I’ve also never, ever, been inclined to shred, jam, or riff. The guitar would undoubtedly have remained forever a mystery to me if I had not met two particular people: Thomas Juliano and Kevin McKendree.
I’ll be sharing plenty of posts in the future about how Thomas saved the band from an even earlier exit, and how he finally taught me a 4th chord, but today’s post is about Kev.
Kev went to middle school with Giti. By the time I met him, he was already a highly respected B-3 player, pianist, and music director in Nashville. Kevin played keys on all our records. “Tug”? Kev. “People Like New”? Kev. “Player Piano”? Kev’s magic is that he makes being a multi-instrumentalist look easy. During the time I spent with him between touring for American Standard and making Rock Crown, I got my first glimpse into a real musician’s life—far different from the “get in the van” experience I’d been living in dirtbag rock clubs.
I’ve made a few trips to Nashville over the years to record with Kev, and, in every instance, we experimented, moving in and out of the musical comfort zone (or at least mine). Most of the time, I just brought whatever I was working on, and Kev would help me bring it to life.

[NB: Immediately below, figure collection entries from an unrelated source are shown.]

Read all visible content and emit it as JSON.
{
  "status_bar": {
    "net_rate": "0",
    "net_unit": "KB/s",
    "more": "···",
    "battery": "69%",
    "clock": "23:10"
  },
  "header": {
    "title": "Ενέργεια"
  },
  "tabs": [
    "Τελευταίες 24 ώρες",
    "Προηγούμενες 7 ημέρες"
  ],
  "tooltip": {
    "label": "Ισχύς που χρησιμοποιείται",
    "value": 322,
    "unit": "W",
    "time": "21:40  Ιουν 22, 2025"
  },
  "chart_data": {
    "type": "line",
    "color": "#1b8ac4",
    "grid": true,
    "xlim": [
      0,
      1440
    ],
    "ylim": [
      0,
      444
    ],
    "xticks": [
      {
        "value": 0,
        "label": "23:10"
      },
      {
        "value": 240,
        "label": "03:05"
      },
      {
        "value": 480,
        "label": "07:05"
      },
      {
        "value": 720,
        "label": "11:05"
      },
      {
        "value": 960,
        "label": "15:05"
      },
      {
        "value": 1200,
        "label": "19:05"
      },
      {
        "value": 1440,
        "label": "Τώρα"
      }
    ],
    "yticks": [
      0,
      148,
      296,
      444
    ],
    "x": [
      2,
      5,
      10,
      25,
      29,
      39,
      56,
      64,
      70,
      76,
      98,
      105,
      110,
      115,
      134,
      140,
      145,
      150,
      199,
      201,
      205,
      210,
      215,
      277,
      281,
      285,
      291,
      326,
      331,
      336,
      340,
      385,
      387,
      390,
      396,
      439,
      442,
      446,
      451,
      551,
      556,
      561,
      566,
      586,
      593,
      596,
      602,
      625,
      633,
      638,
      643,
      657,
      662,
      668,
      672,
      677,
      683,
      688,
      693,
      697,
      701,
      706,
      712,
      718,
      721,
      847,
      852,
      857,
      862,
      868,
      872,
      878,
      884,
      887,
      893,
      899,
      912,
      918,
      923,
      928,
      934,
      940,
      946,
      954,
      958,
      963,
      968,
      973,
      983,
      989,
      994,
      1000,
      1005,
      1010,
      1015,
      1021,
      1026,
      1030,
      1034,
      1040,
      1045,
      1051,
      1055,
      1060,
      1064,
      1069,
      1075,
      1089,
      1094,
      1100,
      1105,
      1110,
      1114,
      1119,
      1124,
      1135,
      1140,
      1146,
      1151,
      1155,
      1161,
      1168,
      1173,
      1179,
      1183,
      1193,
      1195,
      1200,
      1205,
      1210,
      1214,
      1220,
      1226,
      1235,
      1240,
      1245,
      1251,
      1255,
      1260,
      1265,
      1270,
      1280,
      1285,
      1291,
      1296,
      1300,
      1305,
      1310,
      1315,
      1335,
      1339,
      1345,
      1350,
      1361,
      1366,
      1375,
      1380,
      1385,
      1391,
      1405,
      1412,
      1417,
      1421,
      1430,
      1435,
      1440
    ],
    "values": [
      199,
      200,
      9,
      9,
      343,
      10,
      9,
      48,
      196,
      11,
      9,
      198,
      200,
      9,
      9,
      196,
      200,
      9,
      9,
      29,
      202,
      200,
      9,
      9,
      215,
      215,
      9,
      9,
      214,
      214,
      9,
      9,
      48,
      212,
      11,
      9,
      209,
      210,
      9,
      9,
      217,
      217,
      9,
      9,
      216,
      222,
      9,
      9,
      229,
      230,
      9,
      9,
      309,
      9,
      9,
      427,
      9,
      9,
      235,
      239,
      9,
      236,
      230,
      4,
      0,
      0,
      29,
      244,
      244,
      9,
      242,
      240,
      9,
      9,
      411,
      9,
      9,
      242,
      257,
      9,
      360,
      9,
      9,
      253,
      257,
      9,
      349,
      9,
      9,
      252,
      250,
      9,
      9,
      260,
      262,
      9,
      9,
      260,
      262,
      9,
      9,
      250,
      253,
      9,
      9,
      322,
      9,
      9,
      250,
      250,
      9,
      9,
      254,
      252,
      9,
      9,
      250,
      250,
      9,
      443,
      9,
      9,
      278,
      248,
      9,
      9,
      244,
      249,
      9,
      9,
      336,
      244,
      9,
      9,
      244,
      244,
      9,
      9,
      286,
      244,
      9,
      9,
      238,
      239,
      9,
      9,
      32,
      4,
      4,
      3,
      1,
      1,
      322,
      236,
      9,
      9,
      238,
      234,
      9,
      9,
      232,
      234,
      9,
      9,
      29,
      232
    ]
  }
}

Today’s track is titled “Lifesize Drag.” I’m singing and playing guitar. Kenneth Blevins is playing drums. Kev’s doing all the rest. A simple song, for sure, but something about it still feels new to me, and Kev and Kenneth are in a pocket I’d love to visit again.
And even after 20+ years, my guitar playing remains a humbling affirmation of my limitations.
Yet the songs still arrive. And I’m grateful for them to be revealed—whether by my own struggling hand, or with the help of an old friend.